The second story was the JP Morgan Chase earnings report. One could almost see the confetti floating through the air as first quarter profits soared 33% to record levels. But wait, look deeper. One third of the earnings came from reduction in reserves for litigation costs. This is in the teeth of the scathing report from the Senate Permanent Subcommittee on Investigations of the London Whale scandal that, by all rights, should prompt a full-fledged investigation by the SEC at a minimum. JP Morgan Chase must feel confident that there is nothing to fear from the Justice Department and the SEC. Who needs lawyers if the bank is too-big-to jail? And who at the SEC will pursue JP Morgan Chase now that the agency is run by Mary Jo White, who was formally a lawyer for the bank? She does not need to issue a hands-off order; her very presence will do the trick.

Finally, with odd fanfare, the SEC announced an enforcement action against a KPMG Los Angeles partner who provided his golfing partner inside information over a three year period that the partner traded on, about $1 million of trades in exchange for a $25,000 payment to the accountant. If this is true, punishment was deserved. But this was hardly a threat to the well-being of the republic, certainly not as significant as the behavior of Wall Street in the last year. Money laundering for drug cartels and rogue states, manipulation of LIBOR and London Whale cover ups can earn a bank a fine, but nothing really to worry about. But an accountant passing out insider tips on the golf course deserves a real allocation of enforcement resources.

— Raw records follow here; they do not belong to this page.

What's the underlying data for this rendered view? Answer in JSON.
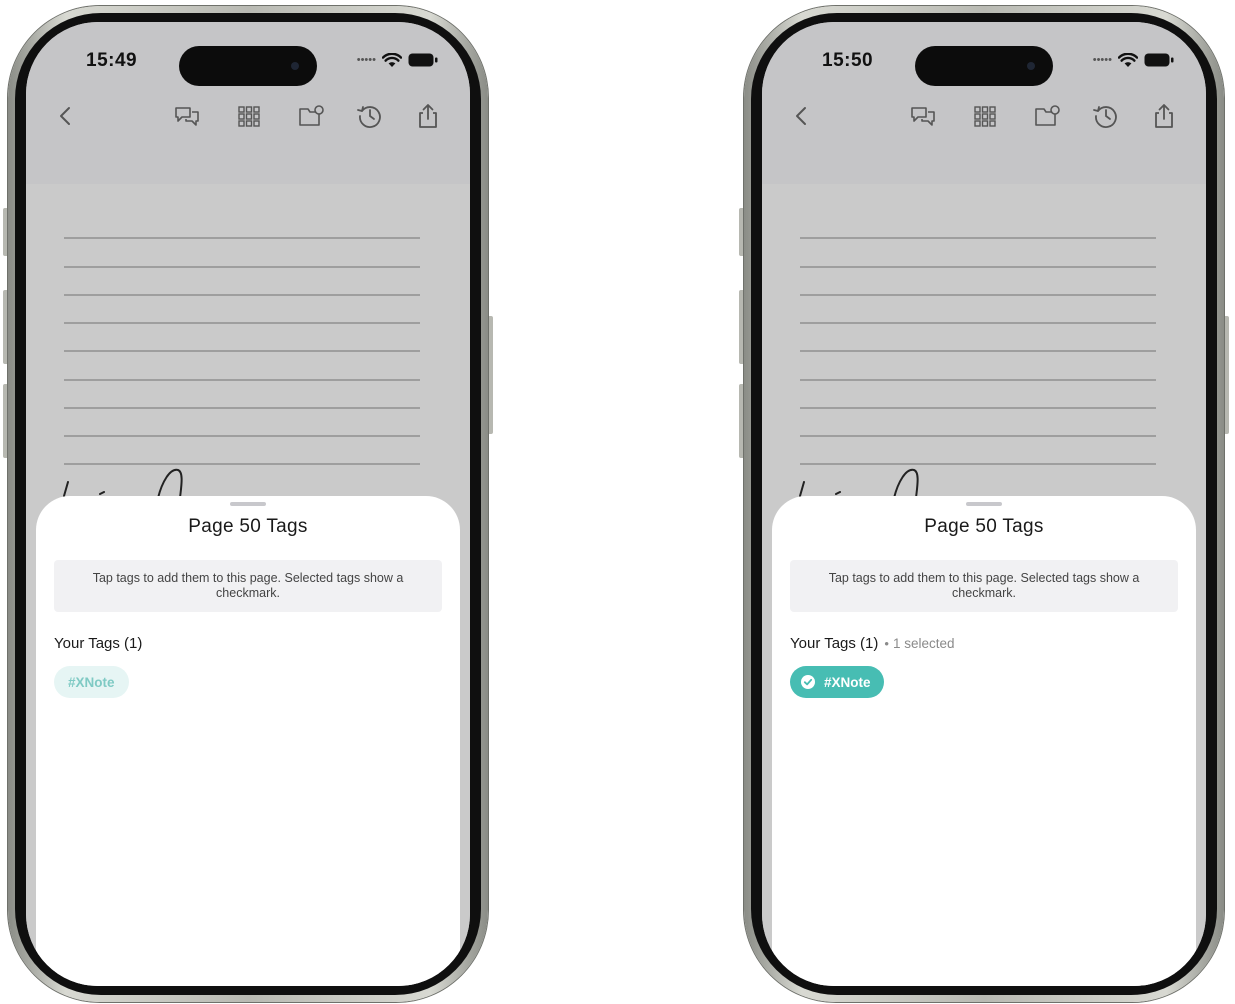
{
  "screens": [
    {
      "status_time": "15:49",
      "sheet": {
        "title": "Page 50 Tags",
        "hint": "Tap tags to add them to this page. Selected tags show a checkmark.",
        "tags_heading": "Your Tags (1)",
        "selection_note": "",
        "tags": [
          {
            "label": "#XNote",
            "selected": false
          }
        ]
      }
    },
    {
      "status_time": "15:50",
      "sheet": {
        "title": "Page 50 Tags",
        "hint": "Tap tags to add them to this page. Selected tags show a checkmark.",
        "tags_heading": "Your Tags (1)",
        "selection_note": "1 selected",
        "tags": [
          {
            "label": "#XNote",
            "selected": true
          }
        ]
      }
    }
  ],
  "toolbar_icons": [
    "back-chevron-icon",
    "comments-icon",
    "page-grid-icon",
    "folder-tag-icon",
    "history-icon",
    "share-icon"
  ],
  "status_icons": [
    "signal-dots-icon",
    "wifi-icon",
    "battery-icon"
  ],
  "colors": {
    "tag_accent": "#47bdb3",
    "tag_unselected_bg": "#e6f5f4",
    "tag_unselected_text": "#7fcac4"
  }
}
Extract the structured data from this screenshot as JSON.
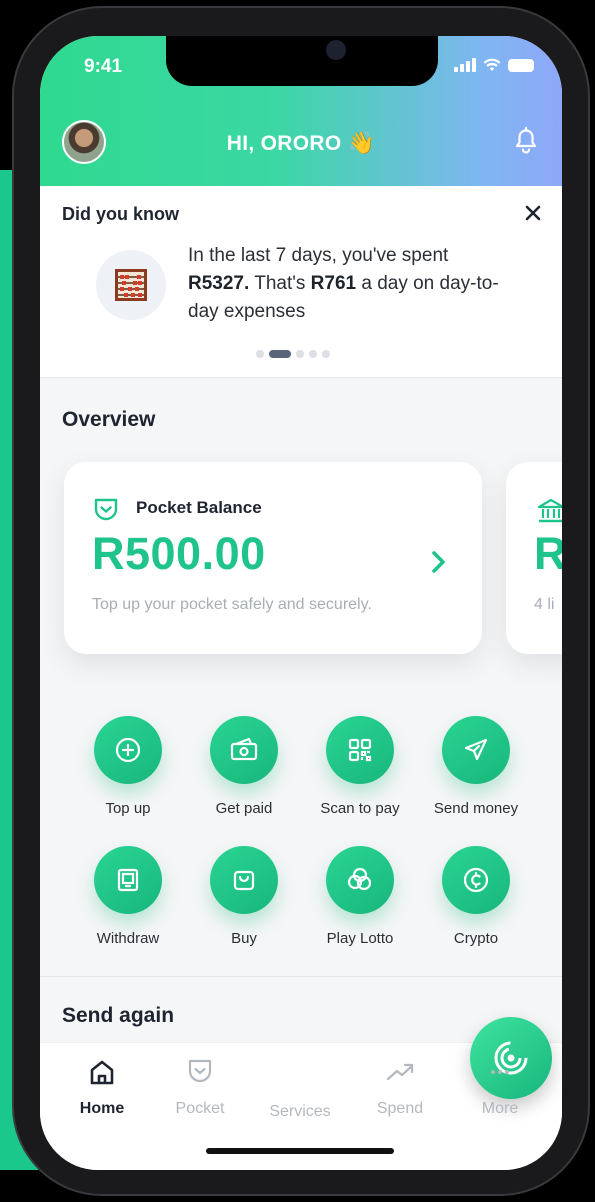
{
  "status_bar": {
    "time": "9:41"
  },
  "header": {
    "greeting": "HI, ORORO",
    "wave_emoji": "👋"
  },
  "did_you_know": {
    "title": "Did you know",
    "text_1": "In the last 7 days, you've spent ",
    "amount_spent": "R5327.",
    "text_2": " That's ",
    "daily_amount": "R761",
    "text_3": " a day on day-to-day expenses",
    "carousel_active_index": 1,
    "carousel_count": 5
  },
  "overview": {
    "title": "Overview",
    "pocket_card": {
      "label": "Pocket Balance",
      "balance": "R500.00",
      "subtitle": "Top up your pocket safely and securely."
    },
    "second_card": {
      "balance_partial": "R",
      "subtitle_partial": "4 li"
    }
  },
  "actions": [
    {
      "label": "Top up",
      "icon": "plus-circle-icon"
    },
    {
      "label": "Get paid",
      "icon": "cash-icon"
    },
    {
      "label": "Scan to pay",
      "icon": "qr-code-icon"
    },
    {
      "label": "Send money",
      "icon": "paper-plane-icon"
    },
    {
      "label": "Withdraw",
      "icon": "atm-icon"
    },
    {
      "label": "Buy",
      "icon": "shopping-bag-icon"
    },
    {
      "label": "Play Lotto",
      "icon": "lotto-balls-icon"
    },
    {
      "label": "Crypto",
      "icon": "crypto-coin-icon"
    }
  ],
  "send_again": {
    "title": "Send again"
  },
  "tabbar": {
    "home": "Home",
    "pocket": "Pocket",
    "services": "Services",
    "spend": "Spend",
    "more": "More",
    "active": "home"
  },
  "colors": {
    "brand_green": "#1fc38c",
    "header_gradient_end": "#8fa7f8"
  }
}
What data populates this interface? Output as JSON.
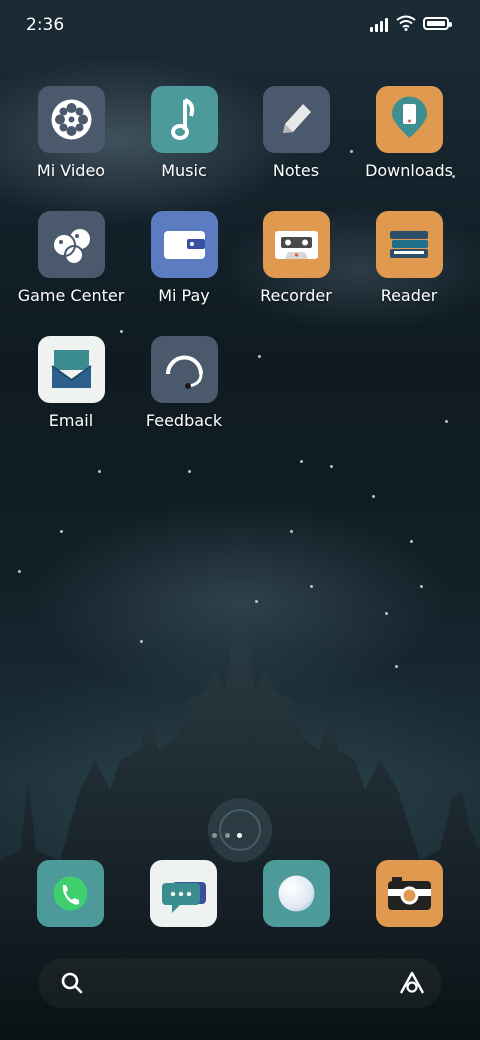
{
  "status_bar": {
    "time": "2:36"
  },
  "apps": [
    {
      "label": "Mi Video",
      "icon": "film-reel-icon"
    },
    {
      "label": "Music",
      "icon": "music-note-icon"
    },
    {
      "label": "Notes",
      "icon": "pencil-icon"
    },
    {
      "label": "Downloads",
      "icon": "download-pin-icon"
    },
    {
      "label": "Game Center",
      "icon": "game-bubbles-icon"
    },
    {
      "label": "Mi Pay",
      "icon": "wallet-icon"
    },
    {
      "label": "Recorder",
      "icon": "cassette-icon"
    },
    {
      "label": "Reader",
      "icon": "books-icon"
    },
    {
      "label": "Email",
      "icon": "envelope-icon"
    },
    {
      "label": "Feedback",
      "icon": "headset-icon"
    }
  ],
  "dock": [
    {
      "icon": "phone-icon"
    },
    {
      "icon": "chat-bubble-icon"
    },
    {
      "icon": "browser-sphere-icon"
    },
    {
      "icon": "camera-icon"
    }
  ],
  "page_indicator": {
    "pages": 3,
    "current": 3
  },
  "colors": {
    "slate": "#4a5a6c",
    "teal": "#4c9a9a",
    "orange": "#e09a4f",
    "blue": "#5b7cc0",
    "white": "#eef2f1",
    "phone_green": "#3ecf6e"
  }
}
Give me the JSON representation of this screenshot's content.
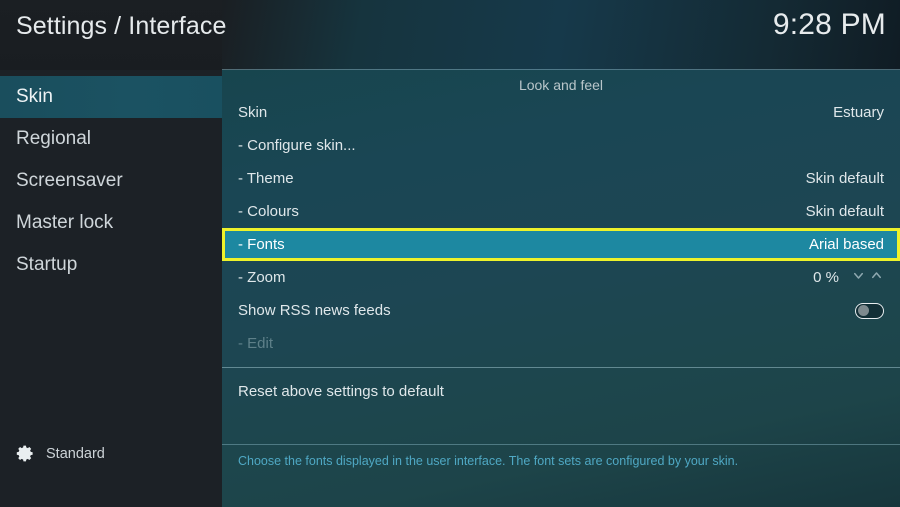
{
  "header": {
    "title": "Settings / Interface",
    "clock": "9:28 PM"
  },
  "sidebar": {
    "items": [
      {
        "label": "Skin",
        "selected": true
      },
      {
        "label": "Regional",
        "selected": false
      },
      {
        "label": "Screensaver",
        "selected": false
      },
      {
        "label": "Master lock",
        "selected": false
      },
      {
        "label": "Startup",
        "selected": false
      }
    ],
    "level": {
      "icon": "gear-icon",
      "label": "Standard"
    }
  },
  "main": {
    "category_title": "Look and feel",
    "rows": [
      {
        "label": "Skin",
        "value": "Estuary"
      },
      {
        "label": "- Configure skin...",
        "value": ""
      },
      {
        "label": "- Theme",
        "value": "Skin default"
      },
      {
        "label": "- Colours",
        "value": "Skin default"
      },
      {
        "label": "- Fonts",
        "value": "Arial based"
      },
      {
        "label": "- Zoom",
        "value": "0 %"
      },
      {
        "label": "Show RSS news feeds",
        "value": ""
      },
      {
        "label": "- Edit",
        "value": ""
      },
      {
        "label": "Reset above settings to default",
        "value": ""
      }
    ],
    "selected_row_index": 4,
    "zoom_spinner": {
      "down_icon": "chevron-down-icon",
      "up_icon": "chevron-up-icon"
    },
    "rss_toggle": {
      "state": "off",
      "icon": "toggle-off-icon"
    },
    "help_text": "Choose the fonts displayed in the user interface. The font sets are configured by your skin."
  },
  "colors": {
    "accent_teal": "#1d88a1",
    "focus_yellow": "#edf22b",
    "sidebar_bg": "#1c2126",
    "sidebar_selected": "#1a4e5d",
    "panel_bg": "#1d4653",
    "help_text": "#4fa8c4"
  }
}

These events are bad omens. The Obama administration’s DNA includes a compulsion to strike a compromise deal when it comes to the interests of the powerful. “No Drama Obama” can be useful in managing a crisis, but that character trait easily becomes a propensity to make a deal regardless of cost. We can expect the White House meeting to lead to a major accommodation of Wall Street, both on regulation and oversight.

And it's not like the banks have been struggling. They continue to receive the gift of the millennium, access to money almost free of charge from which they can enjoy risk-free profits so long as they refrain from self-inflicted wounds from insane trading ideas.

The forecast for the future: Wall Street praises the balanced approach of the Obama administration, financial reform regulation is peppered with loopholes so that its consequences are largely eliminated and the cops on the beat turn a blind eye to the biggest offenders in the financial markets.

If this forecast is accurate, business as usual will prevail.